Overview

Plans of Action and Milestones (POA&M) are used in many different regulatory environments to document what is necessary to achieve or improve an organization’s compliance level.

POA&Ms are available in the IT Audit Machine as a type of Form with some advanced automation.

Before the IT Audit Machine can generate POA&M reports, an Administrator must configure the form to generate the appropriate reports from a template.

This guide section will cover the steps needed to configure the POA&M reports in an ITAM instance and examine how an Administrator can interact with a POA&M form.

Associating POA&M form with a Template

First, find and expand the Plan of Action and Milestones (POA&M) form in the Form Manager and click the Edit icon.

This will bring up the Form Builder tool.

On the right-hand side of the Form Builder, select the Form Properties tab in the toolbox. Select the Show More Options link at the bottom of the Form Properties.

Scroll down through the additional options presented until you find the Template Options. Make sure only the Enable Uploading Templates option is selected. Upload the POA&M template you will use to generate the POA&Ms from the system by clicking Upload Files and selecting the template file from your system.

Note: A default template can be requested from Continuum GRC.

Once the template is uploaded, click the Save or Sync and Save button to save the changes.

Adding Logic for Auto-Generating POA&M Reports

Next, in the Form Manager, expand the Plan of Action and Milestones (POA&M) form again and click the Logic icon.

This will bring up the Form Logic interface for the POA&M form. Find the option to enable Rules to generate POAM reports and check the box next to the text. This will bring up the ability to select where the POA&Ms will go. Set entries where the POA&M Current Status field is Open to go into the OPEN tab, and the entries where it is Closed to go into the CLOSED tab.

Once the logic for both the OPEN and the CLOSED tabs is set, it should look similar.

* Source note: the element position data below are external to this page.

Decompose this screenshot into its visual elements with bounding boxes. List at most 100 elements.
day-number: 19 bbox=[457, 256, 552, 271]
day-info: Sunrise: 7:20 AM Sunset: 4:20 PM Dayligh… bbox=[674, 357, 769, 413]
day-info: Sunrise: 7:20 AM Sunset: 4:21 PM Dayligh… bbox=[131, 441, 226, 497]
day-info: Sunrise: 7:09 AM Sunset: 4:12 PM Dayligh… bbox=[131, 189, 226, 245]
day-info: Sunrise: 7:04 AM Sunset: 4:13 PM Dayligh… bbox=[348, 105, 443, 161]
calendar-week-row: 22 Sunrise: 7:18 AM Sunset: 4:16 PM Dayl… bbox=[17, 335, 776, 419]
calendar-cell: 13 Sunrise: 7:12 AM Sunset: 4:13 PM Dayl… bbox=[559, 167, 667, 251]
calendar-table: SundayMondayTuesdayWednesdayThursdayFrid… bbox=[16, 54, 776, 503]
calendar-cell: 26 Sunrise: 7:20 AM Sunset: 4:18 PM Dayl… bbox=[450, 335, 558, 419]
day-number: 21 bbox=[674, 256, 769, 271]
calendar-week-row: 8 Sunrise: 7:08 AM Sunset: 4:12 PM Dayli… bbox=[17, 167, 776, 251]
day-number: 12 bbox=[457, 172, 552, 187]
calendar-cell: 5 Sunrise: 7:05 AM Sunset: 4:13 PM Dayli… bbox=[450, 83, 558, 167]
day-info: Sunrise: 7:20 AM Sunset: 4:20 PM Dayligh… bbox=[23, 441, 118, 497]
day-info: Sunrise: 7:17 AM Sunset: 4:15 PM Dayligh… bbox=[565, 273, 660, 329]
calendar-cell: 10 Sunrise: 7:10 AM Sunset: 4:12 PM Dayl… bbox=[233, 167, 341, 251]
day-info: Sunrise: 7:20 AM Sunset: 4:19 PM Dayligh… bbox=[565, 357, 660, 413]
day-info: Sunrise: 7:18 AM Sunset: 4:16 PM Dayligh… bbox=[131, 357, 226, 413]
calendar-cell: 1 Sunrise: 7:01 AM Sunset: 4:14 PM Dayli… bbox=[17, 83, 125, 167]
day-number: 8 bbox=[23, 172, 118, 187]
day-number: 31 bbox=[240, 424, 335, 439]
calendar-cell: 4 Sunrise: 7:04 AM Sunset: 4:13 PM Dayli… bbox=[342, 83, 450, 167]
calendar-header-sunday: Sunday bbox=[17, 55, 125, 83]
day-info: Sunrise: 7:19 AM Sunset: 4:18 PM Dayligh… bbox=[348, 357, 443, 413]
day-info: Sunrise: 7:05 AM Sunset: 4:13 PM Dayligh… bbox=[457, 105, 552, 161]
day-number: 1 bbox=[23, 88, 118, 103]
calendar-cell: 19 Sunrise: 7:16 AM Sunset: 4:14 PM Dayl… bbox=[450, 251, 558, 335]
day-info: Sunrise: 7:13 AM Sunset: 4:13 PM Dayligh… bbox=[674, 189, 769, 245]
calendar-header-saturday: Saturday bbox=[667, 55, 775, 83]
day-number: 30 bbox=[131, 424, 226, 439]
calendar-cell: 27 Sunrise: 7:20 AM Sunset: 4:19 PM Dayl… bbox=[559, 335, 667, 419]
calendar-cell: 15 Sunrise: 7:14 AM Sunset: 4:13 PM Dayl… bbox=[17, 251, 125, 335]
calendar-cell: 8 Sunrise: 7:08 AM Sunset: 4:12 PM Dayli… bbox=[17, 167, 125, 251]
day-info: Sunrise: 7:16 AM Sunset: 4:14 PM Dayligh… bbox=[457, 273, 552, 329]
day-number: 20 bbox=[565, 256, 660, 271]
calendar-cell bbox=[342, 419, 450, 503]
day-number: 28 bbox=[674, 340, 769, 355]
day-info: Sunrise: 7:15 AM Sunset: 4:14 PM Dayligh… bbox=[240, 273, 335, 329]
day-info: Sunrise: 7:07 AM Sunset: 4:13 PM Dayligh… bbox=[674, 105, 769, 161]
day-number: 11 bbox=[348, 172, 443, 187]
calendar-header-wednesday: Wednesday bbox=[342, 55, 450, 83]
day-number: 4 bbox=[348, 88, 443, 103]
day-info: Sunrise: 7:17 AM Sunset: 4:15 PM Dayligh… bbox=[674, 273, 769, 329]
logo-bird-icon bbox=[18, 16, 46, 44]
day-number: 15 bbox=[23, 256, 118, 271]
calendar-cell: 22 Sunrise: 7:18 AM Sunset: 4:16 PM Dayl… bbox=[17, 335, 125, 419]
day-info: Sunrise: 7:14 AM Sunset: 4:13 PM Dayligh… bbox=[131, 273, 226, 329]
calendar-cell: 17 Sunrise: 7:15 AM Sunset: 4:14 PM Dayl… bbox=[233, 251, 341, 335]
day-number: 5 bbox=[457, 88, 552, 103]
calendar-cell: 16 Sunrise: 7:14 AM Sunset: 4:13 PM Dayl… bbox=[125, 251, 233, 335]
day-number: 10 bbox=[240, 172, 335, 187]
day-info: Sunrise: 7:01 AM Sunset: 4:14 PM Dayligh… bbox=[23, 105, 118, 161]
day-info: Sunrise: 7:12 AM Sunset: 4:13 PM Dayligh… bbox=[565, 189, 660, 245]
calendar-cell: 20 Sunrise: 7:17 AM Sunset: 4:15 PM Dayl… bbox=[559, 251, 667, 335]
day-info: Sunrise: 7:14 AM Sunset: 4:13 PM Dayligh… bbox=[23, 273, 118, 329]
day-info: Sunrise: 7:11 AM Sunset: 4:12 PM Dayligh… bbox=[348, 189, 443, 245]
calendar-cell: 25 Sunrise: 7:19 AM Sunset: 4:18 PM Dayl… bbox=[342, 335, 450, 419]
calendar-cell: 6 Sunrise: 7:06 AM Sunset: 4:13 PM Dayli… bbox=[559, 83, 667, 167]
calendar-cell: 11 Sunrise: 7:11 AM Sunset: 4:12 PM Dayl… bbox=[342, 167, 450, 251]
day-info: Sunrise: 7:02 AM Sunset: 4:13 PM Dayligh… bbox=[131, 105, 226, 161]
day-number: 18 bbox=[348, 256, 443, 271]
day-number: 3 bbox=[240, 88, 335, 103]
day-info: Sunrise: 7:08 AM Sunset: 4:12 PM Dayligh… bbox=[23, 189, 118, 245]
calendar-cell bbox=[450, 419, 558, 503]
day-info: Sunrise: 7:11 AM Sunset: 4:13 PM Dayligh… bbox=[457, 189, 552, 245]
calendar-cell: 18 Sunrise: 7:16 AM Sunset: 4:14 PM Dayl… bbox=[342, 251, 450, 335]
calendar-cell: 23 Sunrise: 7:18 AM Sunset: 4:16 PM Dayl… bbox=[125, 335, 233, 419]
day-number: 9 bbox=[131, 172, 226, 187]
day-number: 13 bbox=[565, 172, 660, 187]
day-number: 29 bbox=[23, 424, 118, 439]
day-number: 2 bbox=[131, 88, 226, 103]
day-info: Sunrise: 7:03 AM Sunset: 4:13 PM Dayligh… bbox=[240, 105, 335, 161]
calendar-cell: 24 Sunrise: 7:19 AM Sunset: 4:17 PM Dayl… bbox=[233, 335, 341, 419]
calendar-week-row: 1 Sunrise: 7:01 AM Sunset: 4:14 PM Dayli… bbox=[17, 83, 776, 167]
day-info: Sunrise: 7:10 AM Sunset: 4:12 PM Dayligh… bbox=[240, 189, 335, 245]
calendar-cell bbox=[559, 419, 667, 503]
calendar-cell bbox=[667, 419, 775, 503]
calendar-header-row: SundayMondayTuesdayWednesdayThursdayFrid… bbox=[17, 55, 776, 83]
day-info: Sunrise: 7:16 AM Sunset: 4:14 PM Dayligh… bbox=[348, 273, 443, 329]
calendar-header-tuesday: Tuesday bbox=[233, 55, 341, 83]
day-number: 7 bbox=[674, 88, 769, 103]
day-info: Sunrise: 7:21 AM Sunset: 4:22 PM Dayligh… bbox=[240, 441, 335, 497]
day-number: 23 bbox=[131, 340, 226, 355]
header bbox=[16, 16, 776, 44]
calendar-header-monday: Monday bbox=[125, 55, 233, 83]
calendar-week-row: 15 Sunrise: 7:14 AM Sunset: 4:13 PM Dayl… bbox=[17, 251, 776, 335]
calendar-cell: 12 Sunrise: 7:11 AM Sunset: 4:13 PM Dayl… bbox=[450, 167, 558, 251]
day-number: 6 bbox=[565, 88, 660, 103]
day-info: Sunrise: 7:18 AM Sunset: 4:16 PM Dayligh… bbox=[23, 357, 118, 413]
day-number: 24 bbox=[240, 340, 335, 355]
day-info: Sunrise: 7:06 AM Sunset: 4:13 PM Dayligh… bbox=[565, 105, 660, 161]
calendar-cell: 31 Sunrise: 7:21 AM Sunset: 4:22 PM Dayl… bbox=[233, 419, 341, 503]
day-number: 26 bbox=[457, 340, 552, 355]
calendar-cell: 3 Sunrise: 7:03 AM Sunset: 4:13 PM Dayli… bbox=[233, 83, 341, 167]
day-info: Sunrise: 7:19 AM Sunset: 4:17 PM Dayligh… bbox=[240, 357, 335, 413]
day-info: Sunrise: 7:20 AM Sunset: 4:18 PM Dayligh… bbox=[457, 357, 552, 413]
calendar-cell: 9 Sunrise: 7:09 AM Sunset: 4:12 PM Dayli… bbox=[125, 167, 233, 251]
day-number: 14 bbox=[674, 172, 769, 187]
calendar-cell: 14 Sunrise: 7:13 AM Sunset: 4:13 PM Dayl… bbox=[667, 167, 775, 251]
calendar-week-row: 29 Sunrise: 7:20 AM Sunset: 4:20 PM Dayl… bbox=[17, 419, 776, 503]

Once both logic sets have been defined, click the Save Settings button to save the changes. ITAM is now ready to generate POA&M forms for your organization.

Working with POA&M forms

Adding POA&M Entries

Warning: POA&M entries added by an Admin will be separate from entries added by users and will create a separate POA&M report

As an Administrator, you may not add entries for the POA&M associated with a particular entity. Instead, entries created by an Administrator will become a separate POA&M.

Navigate to the Form Manager interface and locate the Plan of Action and Milestones (POA&M) form. Expand the form and click on the Edit button.

Input the data for the POA&M entry. Once satisfied with your entry, click the Submit button to save your entry. This will save the entry and generate a POA&M based on the current entries.

Continue entering your POA&M entries until you have completed the entries you desire to join.

Editing POA&M Entries

POA&M Entries are edited like any other Form. As an Administrator, you can edit your entries and the entries created by users. This allows an Administrator to facilitate the updating of an existing POA&M.

The easiest way to edit a POA&M is to use the Entries icon located above the POA&M form. To expand the Plan of Action and Milestones (POA&M) form, select it and click on the View button.

This will display the Admin view of the existing entries for the form.

Click on the entry you wish to edit and click the Edit Entry Data button to pull up the form populated with the data for that entry. Make the desired edits and Submit the form to save the changes.

Viewing POA&M Reports

POA&M Reports are generated every time an entry is submitted. Select the latest report associated with the most recently updated entry. Click on the link to download a zip file containing the report.

The report is also available from the Entry Detail page for any entry.